Rosina aber wird die Folter angedroht, wenn sie nicht zugibt, dass sie ihren kleinen Jungen, der noch am Tage der Geburt tot im Stroh entdeckt worden war, eigenhändig umgebracht hat. Bisher hatte sie stets ausgesagt, das Kind habe kaum Lebenszeichen von sich gegeben. Sie habe nichts anderes getan, als es ins Stroh gelegt, um dann Hilfe suchend nach Hause zu laufen.

So stellt sich der Zeichner den Gerichtstag zu Bärenklau vor, auf dem der Stab über Rosina Heschel gebrochen wird. Anschließend führt man sie direkt zum Richtplatz.
So stellt sich der Zeichner den Gerichtstag zu Bärenklau vor, auf dem der Stab über Rosina Heschel gebrochen wird. Anschließend führt man sie direkt zum Richtplatz. © Zeichnung: Mario Wiese

Erst im Angesicht des Folterknechts, der ihr droht, langsam alle Gelenke zu brechen, erklärt sie, dem Kind Gewalt angetan zu haben. Sie habe zweimal mit dem Daumen in den Hinterschädel gedrückt. In dieser Region waren bei der Leichenschau Blutungen gefunden worden. Damit ist Rosinas Schicksal besiegelt. Sie kann von Glück sagen, nicht ertränkt  oder gerädert zu werden. Der Tod durch das Schwert gilt als Gnade. 

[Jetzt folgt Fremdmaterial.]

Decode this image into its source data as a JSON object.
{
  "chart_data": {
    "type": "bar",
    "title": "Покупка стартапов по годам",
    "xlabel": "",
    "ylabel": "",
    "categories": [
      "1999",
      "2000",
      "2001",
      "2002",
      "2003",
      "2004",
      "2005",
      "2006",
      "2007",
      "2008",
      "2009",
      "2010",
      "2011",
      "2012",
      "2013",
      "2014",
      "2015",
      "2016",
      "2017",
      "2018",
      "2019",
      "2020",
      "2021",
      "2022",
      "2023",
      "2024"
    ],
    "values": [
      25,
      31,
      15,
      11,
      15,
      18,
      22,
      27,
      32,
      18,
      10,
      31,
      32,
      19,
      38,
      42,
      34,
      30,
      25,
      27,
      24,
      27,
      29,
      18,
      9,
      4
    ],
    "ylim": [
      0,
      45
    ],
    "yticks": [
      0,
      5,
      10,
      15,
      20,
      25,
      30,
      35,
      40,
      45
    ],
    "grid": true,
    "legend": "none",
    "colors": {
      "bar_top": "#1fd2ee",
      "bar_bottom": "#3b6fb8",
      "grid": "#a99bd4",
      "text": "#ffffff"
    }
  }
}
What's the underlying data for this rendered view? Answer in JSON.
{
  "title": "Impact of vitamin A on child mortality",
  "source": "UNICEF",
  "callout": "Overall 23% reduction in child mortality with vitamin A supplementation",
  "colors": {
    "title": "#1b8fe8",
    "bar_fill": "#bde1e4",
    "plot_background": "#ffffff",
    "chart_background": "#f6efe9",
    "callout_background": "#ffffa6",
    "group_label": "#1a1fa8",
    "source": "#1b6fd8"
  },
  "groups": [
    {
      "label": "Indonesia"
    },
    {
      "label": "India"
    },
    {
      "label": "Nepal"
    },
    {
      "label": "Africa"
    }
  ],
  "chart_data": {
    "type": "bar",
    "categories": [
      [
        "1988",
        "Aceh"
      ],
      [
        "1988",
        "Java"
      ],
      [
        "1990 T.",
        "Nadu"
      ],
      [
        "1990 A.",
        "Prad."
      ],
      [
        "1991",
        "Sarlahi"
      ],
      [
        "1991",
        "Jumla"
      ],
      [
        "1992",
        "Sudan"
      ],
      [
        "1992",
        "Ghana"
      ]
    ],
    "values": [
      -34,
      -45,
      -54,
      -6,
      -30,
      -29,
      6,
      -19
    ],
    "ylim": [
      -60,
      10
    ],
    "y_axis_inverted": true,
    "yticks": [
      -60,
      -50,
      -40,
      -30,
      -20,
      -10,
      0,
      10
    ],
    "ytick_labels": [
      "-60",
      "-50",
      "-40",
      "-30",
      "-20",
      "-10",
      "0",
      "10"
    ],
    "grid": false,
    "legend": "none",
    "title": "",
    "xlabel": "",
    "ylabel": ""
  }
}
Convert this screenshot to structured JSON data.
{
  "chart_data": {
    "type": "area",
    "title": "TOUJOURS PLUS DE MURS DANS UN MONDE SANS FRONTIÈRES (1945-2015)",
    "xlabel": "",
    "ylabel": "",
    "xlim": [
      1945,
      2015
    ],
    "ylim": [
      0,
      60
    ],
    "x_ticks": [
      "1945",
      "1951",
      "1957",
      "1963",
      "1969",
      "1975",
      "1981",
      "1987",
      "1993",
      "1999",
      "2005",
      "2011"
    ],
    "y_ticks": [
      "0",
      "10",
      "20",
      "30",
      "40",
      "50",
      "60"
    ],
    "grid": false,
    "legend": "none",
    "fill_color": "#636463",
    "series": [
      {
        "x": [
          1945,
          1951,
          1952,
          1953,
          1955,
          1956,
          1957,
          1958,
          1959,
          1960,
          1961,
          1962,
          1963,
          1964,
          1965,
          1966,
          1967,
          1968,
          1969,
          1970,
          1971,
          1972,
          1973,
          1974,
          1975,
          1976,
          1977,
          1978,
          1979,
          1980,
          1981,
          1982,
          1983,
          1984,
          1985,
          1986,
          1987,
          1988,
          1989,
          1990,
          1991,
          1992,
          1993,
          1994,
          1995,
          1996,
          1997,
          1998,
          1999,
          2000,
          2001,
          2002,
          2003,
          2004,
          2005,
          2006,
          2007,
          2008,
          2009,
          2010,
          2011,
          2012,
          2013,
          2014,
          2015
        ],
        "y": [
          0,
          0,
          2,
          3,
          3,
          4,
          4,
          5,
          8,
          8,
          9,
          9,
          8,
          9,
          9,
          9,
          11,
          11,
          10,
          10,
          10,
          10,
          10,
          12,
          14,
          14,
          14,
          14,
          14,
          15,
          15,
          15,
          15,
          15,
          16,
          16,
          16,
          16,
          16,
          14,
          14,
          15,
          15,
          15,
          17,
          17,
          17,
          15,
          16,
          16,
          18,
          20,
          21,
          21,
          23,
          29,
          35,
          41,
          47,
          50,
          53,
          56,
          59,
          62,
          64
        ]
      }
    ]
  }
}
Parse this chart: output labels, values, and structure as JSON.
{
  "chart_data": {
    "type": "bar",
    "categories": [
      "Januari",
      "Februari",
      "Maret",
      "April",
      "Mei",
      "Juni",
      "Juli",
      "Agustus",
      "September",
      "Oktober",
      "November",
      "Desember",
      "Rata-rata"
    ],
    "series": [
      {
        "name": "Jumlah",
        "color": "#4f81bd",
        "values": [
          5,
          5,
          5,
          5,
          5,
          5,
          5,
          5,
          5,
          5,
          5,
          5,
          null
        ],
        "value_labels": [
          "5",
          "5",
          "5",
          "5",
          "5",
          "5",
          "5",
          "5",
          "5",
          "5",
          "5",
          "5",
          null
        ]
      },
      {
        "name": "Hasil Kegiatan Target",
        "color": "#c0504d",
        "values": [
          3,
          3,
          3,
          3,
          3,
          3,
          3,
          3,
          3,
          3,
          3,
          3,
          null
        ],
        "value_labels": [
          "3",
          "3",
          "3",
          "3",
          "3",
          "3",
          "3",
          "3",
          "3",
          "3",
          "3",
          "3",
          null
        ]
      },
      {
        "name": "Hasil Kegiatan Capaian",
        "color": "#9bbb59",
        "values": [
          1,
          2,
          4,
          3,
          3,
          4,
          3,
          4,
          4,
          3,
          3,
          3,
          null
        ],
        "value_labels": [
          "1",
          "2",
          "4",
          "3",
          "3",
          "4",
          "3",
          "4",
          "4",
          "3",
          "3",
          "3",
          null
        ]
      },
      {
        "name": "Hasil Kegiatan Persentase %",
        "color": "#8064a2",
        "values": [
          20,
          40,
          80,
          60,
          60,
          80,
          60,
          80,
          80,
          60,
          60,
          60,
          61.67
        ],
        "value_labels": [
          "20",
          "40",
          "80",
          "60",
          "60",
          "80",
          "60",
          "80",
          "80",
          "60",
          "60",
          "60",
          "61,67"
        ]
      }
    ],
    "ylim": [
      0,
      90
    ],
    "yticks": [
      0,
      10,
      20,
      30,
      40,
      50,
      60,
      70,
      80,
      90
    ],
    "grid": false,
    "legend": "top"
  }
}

Dass das Kind auf die von Rosina angegebene Weise starb, ist unwahrscheinlich. Matthias Schildbach hat das Sektionsprotokoll von 1750 Medizinern des Pirnaer Helios-Klinikums und der Uniklinik Dresden vorgelegt. In Betracht kämen laut der Ärzte allenfalls massive Schläge als Ursache für eine Hirnblutung. Die Sektion liefert dafür aber keine klaren Anhaltspunkte. Eine absichtliche Tötung ist nicht nachweisbar.

Matthias Schildbach: Decollata. Die Enthauptete. Ein sächsischer Kriminalfall. 250 Seiten kosten 16,90 Euro. Erhältlich im Buchhandel und via Homepage des Autors.
Matthias Schildbach: Decollata. Die Enthauptete. Ein sächsischer Kriminalfall. 250 Seiten kosten 16,90 Euro. Erhältlich im Buchhandel und via Homepage des Autors. © SZ/Jörg Stock

Warum also die harte Strafe? Man wollte die Macht der Obrigkeit untermauern, denkt Matthias Schildbach. Lieber ein drakonisches Urteil fällen, als durch langes Verhandeln Schwäche zeigen. Was wirklich auf dem Scheunenboden geschah, bleibt im Dunkeln. Matthias Schildbach kann Rosina zwar nicht entlasten. Aber eins, denkt er, hat er sicher erreicht: "Wer das Buch liest, wird Mitleid mit ihr haben."